Tuesday, October 24, 2017

Geostorm review

The film, Geostorm, wants you to know that  the international space station  has a self-destruct system. Okay, I know that this movie is supposed to take place in the future. But "Why?" The movie says it's to stop the station from crashing into the earth. But seriously, we know when things in orbit enter the atmosphere, they break up anyway and are burned up. And by the way, the self-destruct system can't be turned off once it's been turned on. What? I say again, "WHAT?!" It does make sense if you're trying to make a contrived, suspenseful plot point. But even then, it's got to make sense. This is one of the problems of Geostorm, the lack of logic.
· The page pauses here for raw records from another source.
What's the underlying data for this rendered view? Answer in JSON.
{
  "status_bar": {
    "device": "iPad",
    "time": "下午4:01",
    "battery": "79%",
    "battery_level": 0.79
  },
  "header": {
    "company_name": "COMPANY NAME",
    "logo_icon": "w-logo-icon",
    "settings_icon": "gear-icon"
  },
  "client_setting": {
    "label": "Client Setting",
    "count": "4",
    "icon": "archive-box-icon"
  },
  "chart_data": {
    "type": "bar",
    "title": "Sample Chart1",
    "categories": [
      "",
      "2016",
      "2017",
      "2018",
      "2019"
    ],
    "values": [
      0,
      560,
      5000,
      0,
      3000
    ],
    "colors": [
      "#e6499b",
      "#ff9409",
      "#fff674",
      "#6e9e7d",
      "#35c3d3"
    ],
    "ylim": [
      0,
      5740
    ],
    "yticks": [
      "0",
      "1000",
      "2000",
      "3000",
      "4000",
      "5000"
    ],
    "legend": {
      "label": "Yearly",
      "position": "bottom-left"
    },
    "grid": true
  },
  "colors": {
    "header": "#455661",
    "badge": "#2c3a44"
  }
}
The movie takes place in the near future. It's a time when the world is working together to control climate change. And in this day of Trump, it's a fantasy. The world has used  technology to control the extreme weather through satellites and they are controlled by the International Climate Space Station. The creator of the life saving system, Jake Lawson (Gerard Butler) is testifying to Congress about turning over control from America to the world when he yells, "This is Sparta!" Okay, that's from 300. He shows disrespect which angers his brother, Max (Jim  Sturges) who's some type of government official.

One of the satellites malfunctions and  flash freezes some poor villagers in Afghanistan.  President Palma (Andy Garcia) sends Jake to the space station to fix it before more people are turned into popsicles.    But he finds out that somebody is sabotaging the system.  Hold on.  Maybe this is not a fantasy in this day of Trump sabotaging Obamacare.   Anyway, Jake's got to stop anymore malfunctioning satellites or else there's going to be something called a "geostorm" which is a cool sounding term for worldwide storms that will destroy life on the planet.
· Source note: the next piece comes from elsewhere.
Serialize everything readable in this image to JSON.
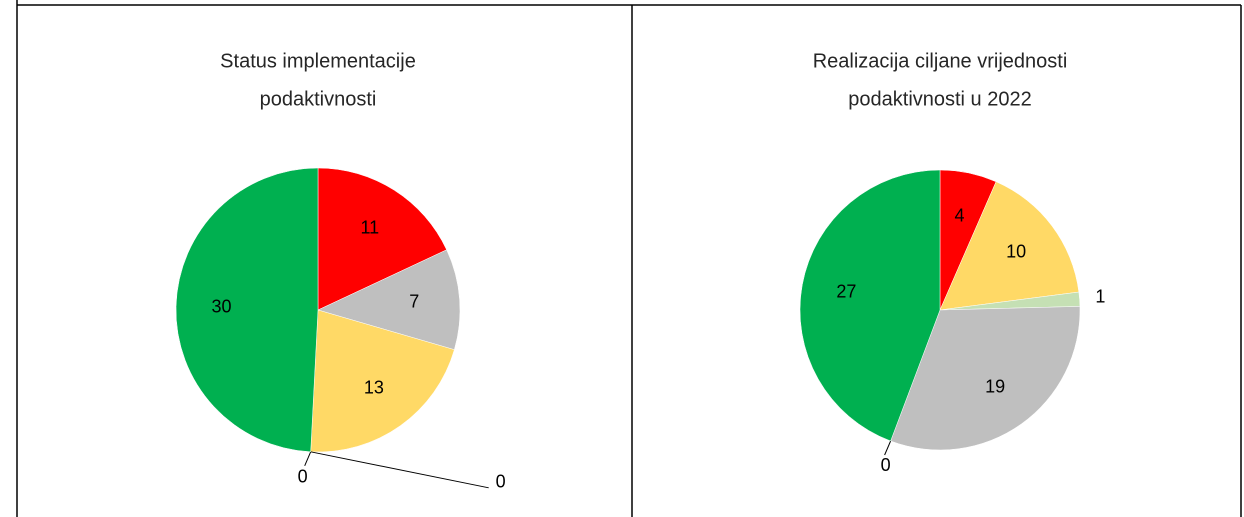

I usually comment on performances but what's the point?  The characters are given ridiculous things to say and do.  Abbie Cornish plays  Secret Service agent Sarah Wilson.  She's dating Max though the script says that's illegal.  Huh?  Really?  I  laughed when she pulls out her gun and did some other action things because it was so over the top.  Ed Harris is Secretary of State Dekkom.  He probably wishes he was back in Westworld.   Richard Sheehan is Taylor, a British crew member of the space station.  He's cocky, annoying  and basically a jerk.  You  just wish somebody would flush him out of an airlock or kick him down a well.  Calling Gerard Butler.  Speaking of Butler, he's okay but it's the writing and the direction that hurts this film.

Writer and director Dean Devlin (Independence Day) is competent as a director.  Action scenes and special effects all work.  But it's the writing.  Characters spit out exposition unnaturally.  Jake's daughter literally tells Max that he's not been in her life instead of subtly implying it.  That's telling not showing.    Bad guys are shot with menacing closing shots.  I get it.  He's a bad guy.  The film wants to be some type of political thriller.  But there's not enough of this plot thread.  It spends too much time on the personal lives of the main characters.  I don't care about Jake's daughter.  Okay?  Then there's the  lack of logic and silliness.  Jake goes on a space walk to  retrieve a panel.  Something goes wrong and he's hurtling through space and literally bouncing off the space station.  And get this?  He suffers no breach in his space suit.  Really?  And I forgot this hilarious scene.  A gigantic tidal wave hits the beaches of Brazil.  A bikini clad woman runs from the wave.  As she is running down the street, a jet plane crashes and is about to crush her.  Yet, she is able to outrun it and survive.  Yeah, it's a little overkill.

Geostorm is not bad enough to laugh at.  At best, it's not boring.   It's just a big budget SyFy television movie without flying sharks.  The grade is C Plus.